# Math Help - Quadratic Equation

Not sure where to start on this. It's in chapter covering complete the square. Any help would be great.

Solve for x:

$x^\frac{1}{3}+3x^\frac{1}{6}-28=0$

Let $u=x^\frac{1}{6}$

$u^2+3u-28=0$

Go from there

Can you explain how you got u^2 ? thank you

If $u=x^\frac{1}{6}$

Then $u^2 = (x^\frac{1}{6})^2$

Which equals $x^{2*\frac{1}{6}} = x^\frac{1}{3}$

ok... Here's what i have so far:

$u^2+3u-28=0$

$(u-4)(u+7)=0$

$u-4=0$ or $u+7=0$

$u=4$ $u=-7$
$x^\frac{1}{6}=4$ $x^\frac{1}{6}=-7$

i dont know how to handle the fraction part at the end.... Thank YOu!
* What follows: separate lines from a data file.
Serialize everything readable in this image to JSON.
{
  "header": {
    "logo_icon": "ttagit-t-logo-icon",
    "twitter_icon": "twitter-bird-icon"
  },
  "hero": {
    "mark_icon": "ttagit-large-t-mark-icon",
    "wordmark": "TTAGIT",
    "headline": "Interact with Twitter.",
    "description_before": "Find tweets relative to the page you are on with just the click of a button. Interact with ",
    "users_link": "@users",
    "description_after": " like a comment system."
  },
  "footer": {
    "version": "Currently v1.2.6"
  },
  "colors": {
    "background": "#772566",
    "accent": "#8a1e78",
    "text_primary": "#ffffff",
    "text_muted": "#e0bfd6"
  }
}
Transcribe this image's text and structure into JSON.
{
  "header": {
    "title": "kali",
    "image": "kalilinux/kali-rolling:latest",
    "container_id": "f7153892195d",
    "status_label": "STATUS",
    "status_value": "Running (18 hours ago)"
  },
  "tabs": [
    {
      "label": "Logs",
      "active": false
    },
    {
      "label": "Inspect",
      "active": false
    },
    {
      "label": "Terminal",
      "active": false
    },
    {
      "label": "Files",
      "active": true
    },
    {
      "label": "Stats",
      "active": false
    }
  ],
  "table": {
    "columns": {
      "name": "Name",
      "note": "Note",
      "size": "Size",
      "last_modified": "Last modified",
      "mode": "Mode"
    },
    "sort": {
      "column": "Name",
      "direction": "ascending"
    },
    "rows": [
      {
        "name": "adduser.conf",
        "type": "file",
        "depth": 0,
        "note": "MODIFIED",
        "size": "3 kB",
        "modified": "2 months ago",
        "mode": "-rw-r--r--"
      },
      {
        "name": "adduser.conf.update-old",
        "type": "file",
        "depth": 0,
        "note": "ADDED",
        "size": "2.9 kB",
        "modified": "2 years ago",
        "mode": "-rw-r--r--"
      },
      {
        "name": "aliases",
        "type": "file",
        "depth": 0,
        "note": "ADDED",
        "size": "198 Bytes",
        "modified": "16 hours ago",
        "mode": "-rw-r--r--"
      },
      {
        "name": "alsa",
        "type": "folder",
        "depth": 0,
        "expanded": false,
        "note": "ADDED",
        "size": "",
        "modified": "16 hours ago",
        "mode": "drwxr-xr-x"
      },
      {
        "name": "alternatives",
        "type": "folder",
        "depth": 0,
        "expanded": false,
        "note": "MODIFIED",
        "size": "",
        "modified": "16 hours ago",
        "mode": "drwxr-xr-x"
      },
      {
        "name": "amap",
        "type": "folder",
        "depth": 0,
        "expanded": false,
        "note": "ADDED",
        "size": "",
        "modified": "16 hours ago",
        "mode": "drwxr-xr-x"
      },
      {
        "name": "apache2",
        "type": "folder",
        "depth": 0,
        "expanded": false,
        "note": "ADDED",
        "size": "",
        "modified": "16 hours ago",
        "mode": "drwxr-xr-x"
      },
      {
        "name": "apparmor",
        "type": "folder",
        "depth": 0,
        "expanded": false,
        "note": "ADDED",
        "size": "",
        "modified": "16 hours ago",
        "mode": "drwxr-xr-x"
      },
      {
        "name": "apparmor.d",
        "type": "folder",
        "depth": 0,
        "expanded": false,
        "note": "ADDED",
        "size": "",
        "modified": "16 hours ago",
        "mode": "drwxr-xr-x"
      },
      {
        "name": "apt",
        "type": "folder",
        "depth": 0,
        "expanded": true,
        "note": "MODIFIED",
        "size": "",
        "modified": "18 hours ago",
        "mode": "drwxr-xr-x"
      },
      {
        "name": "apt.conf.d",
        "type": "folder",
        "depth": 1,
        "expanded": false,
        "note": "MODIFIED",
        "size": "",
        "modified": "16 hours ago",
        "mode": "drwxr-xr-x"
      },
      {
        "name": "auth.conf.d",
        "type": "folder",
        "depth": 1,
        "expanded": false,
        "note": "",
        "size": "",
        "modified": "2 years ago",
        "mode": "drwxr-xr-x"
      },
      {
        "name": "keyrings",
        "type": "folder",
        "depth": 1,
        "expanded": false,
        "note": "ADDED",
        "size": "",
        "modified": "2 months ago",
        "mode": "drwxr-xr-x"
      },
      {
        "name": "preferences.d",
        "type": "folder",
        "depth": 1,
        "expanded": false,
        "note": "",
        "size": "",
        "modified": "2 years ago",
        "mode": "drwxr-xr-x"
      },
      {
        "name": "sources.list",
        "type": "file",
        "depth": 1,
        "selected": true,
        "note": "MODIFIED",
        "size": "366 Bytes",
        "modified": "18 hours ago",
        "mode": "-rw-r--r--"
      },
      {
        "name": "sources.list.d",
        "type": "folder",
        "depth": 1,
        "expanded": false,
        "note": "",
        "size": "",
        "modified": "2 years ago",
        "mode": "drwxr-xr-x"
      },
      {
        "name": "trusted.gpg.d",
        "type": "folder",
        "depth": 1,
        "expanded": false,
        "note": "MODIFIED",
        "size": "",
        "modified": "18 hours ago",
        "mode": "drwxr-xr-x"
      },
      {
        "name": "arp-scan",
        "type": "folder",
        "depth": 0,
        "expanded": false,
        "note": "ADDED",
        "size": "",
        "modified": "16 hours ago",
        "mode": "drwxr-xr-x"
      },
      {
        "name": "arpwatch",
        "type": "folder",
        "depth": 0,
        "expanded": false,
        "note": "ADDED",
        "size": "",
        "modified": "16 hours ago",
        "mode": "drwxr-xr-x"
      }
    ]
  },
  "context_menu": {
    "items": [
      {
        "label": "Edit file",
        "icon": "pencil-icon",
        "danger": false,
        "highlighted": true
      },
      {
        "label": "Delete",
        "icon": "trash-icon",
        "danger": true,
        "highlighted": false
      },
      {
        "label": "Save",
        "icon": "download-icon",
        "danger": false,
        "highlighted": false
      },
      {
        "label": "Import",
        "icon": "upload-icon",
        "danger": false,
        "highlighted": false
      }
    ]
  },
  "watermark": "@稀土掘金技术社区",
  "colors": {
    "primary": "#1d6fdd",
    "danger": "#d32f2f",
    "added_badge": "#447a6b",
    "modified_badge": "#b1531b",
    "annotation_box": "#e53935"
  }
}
If a^p = b, then a = b^(1/p)

Yeah adding to what Wilmer said,

If we had for example $x^\frac{1}{2} = 2$. To make x the subject, we had square both sides: $(x^\frac{1}{2})^2 = 2^2$

Originally Posted by jgv115
Yeah adding to what Wilmer said,

If we had for example $x^\frac{1}{2} = 2$. To make x the subject, we had square both sides: $(x^\frac{1}{2})^2 = 2^2$
Sorry, i'm still at a loss...

So if $x^\frac{1}{6}=4$
then to make x the subject..... i'd $4^6$???

So if $x^\frac{1}{6}=4$
then to make x the subject..... i'd $4^6$???